Les personnages : entre caricature et indigence

Les gros poncifs que Vigan balance à ses lecteurs correspondent à ce que chacun imagine des RS. 

 Mélanie : le portrait-robot de l'influenceuse

Mélanie, la mère et personnage principal du livre, prend racine en 2001 pendant le Loft. OK. Bien sûr elle devient une fan de téléréalité, évidemment ses enfants portent des prénoms américains, elle est inculte, fade, souffre du manque d'amour de sa mère et jalouse sa sœur. Par voie de conséquence, comme toute femme nolife, elle adore les like, les followers, les émoticônes. Bref, 20 ans après le Loft, elle utilise ses enfants pour soigner son ego blessé. Même quand Mélanie pense, cela manque de substance. 

Clara : l'archétype du "sans réseau social"

On retrouve les mêmes facilités sur la policière qui enquête sur la disparition de Kimmy. Clara est une belle âme seule, fille unique d'un couple d'alter mondialistes, élevée sans écran, avec des valeurs humaines indéboulonnable et un esprit critique affuté. Clara ne peut s'engager avec personne tellement le monde est laid et qu'elle est pure. On comprend bien que Clara et Mélanie sont des deux faces d'une génération née dans les années 80'.

Le malentendu entre Vigan et moi

Je m'attendais à toute autre chose. Je pensais que Vigan aurait choisi d'autres profils, plus ambigus, plus délétères, plus romanesques. Car les compte famille intéressants sont ceux qui frôlent la perfection. Les grands pourvoyeurs d'éducation bienveillante, de calme et volupté conjugale. Je m'attendais à ces mères qui ne vieillissent pas, qui stimulent remarquablement leurs enfants, qui cuisinent healthy. Ces comptes élégants avec des enfants impeccables en toutes circonstances, qui savent lire à 4 ans et trient leurs déchets à 5. Ces comptes qui font de la publicité haut de gamme pour vêtement de luxe, qui recommandent des adresses branchées pour les vacances, qui vendent des coachings éducatifs onéreux et donnent des codes promo pour des menus équilibrés livrés toute la semaine à domicile. Dans ces comptes là, on peut vraiment imaginer que les enfants sont heureux, stimulés, écoutés; et c'est là que je m'attendais à croiser Vigan.

La question c'était la monétisation que les bonnes mères de famille ont accepté contre l'image de leurs enfants. Il y avait tellement à faire, tellement à décortiquer, surtout pour Delphine de Vigan qui reste pour moi la romancière des ambiguïtés et de l'envers des choses.

Bref ma lecture partait sur un quiproquo (comme il y a 10 ans avec Petersen, mais exactement pour les raisons inverses)

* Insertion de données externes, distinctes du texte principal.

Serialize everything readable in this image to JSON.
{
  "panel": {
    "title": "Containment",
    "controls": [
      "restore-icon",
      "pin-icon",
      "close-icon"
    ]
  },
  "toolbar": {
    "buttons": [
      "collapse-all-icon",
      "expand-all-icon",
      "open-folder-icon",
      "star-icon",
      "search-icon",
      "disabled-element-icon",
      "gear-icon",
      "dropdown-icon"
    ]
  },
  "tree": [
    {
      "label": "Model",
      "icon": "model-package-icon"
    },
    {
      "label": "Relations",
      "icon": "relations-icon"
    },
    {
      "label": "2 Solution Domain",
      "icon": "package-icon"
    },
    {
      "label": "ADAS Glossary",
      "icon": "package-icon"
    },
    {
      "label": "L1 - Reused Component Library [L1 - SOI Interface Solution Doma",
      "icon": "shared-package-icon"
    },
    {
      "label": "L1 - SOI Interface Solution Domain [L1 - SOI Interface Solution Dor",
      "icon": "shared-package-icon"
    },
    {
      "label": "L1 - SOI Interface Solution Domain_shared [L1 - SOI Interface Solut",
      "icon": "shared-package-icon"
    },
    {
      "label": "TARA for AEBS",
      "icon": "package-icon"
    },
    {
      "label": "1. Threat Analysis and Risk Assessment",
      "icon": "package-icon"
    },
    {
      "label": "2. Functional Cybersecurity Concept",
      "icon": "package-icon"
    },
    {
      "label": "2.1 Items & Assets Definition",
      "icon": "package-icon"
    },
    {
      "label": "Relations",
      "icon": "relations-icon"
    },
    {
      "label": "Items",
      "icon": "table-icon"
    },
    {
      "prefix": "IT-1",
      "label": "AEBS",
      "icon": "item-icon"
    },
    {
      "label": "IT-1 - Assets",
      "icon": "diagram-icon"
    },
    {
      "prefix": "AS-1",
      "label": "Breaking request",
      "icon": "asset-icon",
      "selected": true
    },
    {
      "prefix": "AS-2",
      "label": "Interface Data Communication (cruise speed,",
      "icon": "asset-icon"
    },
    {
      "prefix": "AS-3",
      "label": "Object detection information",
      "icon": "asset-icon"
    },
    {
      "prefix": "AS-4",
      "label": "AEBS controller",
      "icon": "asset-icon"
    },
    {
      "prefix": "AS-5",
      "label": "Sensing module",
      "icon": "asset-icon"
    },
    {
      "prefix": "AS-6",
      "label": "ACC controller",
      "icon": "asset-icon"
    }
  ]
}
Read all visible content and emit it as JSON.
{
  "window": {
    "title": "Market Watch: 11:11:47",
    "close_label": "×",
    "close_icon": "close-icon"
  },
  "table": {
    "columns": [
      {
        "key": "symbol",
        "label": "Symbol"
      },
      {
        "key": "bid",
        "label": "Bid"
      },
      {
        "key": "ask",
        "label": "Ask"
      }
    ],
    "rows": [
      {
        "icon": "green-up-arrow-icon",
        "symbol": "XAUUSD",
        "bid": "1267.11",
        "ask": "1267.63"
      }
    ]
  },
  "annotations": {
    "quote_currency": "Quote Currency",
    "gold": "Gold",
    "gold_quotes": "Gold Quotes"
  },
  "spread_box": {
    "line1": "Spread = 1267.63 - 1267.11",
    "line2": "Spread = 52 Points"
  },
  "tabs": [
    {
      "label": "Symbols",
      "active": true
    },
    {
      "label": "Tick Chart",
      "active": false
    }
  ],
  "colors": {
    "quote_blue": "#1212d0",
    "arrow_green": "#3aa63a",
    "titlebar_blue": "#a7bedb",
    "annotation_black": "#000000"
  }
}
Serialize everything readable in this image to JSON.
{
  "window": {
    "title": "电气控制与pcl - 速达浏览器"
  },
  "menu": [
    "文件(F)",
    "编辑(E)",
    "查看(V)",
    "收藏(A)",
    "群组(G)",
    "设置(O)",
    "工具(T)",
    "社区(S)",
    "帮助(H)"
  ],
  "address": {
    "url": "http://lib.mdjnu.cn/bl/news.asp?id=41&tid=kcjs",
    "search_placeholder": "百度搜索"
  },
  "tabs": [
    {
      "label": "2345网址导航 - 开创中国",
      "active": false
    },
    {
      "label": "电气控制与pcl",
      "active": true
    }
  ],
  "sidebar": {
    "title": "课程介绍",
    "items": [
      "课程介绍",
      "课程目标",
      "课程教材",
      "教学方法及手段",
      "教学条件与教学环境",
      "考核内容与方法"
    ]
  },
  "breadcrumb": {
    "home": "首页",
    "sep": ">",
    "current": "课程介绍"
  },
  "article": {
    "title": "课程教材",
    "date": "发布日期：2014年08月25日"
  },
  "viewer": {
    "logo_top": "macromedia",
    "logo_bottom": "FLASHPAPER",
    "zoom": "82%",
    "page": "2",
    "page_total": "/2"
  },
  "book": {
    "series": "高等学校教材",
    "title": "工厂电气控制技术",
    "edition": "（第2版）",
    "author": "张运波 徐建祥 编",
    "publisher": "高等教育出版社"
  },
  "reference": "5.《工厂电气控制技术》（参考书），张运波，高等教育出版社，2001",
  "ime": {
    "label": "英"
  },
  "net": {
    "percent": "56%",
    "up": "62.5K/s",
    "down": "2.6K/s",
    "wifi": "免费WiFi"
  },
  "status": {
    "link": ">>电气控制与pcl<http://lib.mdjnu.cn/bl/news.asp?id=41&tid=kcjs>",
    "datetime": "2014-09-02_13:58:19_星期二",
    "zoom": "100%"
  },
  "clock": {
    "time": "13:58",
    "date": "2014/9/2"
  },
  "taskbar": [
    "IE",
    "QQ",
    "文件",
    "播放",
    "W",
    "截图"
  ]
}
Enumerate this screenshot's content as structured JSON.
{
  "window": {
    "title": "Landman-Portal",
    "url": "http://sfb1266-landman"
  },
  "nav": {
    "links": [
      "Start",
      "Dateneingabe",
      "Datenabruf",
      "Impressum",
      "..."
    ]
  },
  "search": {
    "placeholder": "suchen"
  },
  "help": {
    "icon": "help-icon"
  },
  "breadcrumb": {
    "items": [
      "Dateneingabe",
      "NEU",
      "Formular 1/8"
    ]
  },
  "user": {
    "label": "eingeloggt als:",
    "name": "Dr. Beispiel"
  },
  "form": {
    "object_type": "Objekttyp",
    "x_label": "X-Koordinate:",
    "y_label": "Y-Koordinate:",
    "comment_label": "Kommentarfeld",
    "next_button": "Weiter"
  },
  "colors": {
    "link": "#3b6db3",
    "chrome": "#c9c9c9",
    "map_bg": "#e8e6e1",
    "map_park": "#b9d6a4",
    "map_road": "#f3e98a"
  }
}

Les enfants : les vrais "rois" du roman de Vigan

Évidemment, cela reste un un roman qui se dévore avec des passages très intéressants et une fin réussie. L'idée d'imaginer ce que peuvent devenir ces enfants-publicitaires dans un avenir proche est tout à fait intéressante. L'analyse psychologique de l'engrenage de l'engagement est convaincante : la soif d'être vue, l'épuisement d'être scrutée. Le coup du papillon final c'est vraiment pas mal. La boucle avec the Truman Show, c'est propre, c'est bien fait. Le personnage de Sammy (le frère) est intéressant, même si c'est resté dans le domaine de l'ébauche. La relation entre le frère et la sœur est émouvante : le rôle de chacun, la question de la liberté, de l'individu qu'on peut ou pas devenir. La folie qui rode, l'abandon de soi qui s'impose.

"Mais Big Brother n'avait pas eu besoin de s'imposer. Big Brother avait été accueilli les bras ouverts et le cœur affamé de likes, et chacun avait accepté d'être son propre bourreau. Les frontières de l'intime s'étaient déplacés". (p. 236)

Bref, Vigan a remarquablement théorisé l'impact des Réseaux Sociaux, mais force est de constater qu'elle n'a pas su en faire une histoire à la hauteur du talent qu'elle a. De cette romancière, je m'attendais à un roman à la lisière des choses. Je me suis même demandée si Gallimard lui avait fait une commande. Quelque chose comme "il faudrait un roman sur les ravages des RS surtout avec la loi qui va passer sur l'exposition des enfants, tu te sens pas de faire quelque chose là dessus ?".  

Pour le coup, c'est compliqué d'écrire sur ce qu'on ne connait pas.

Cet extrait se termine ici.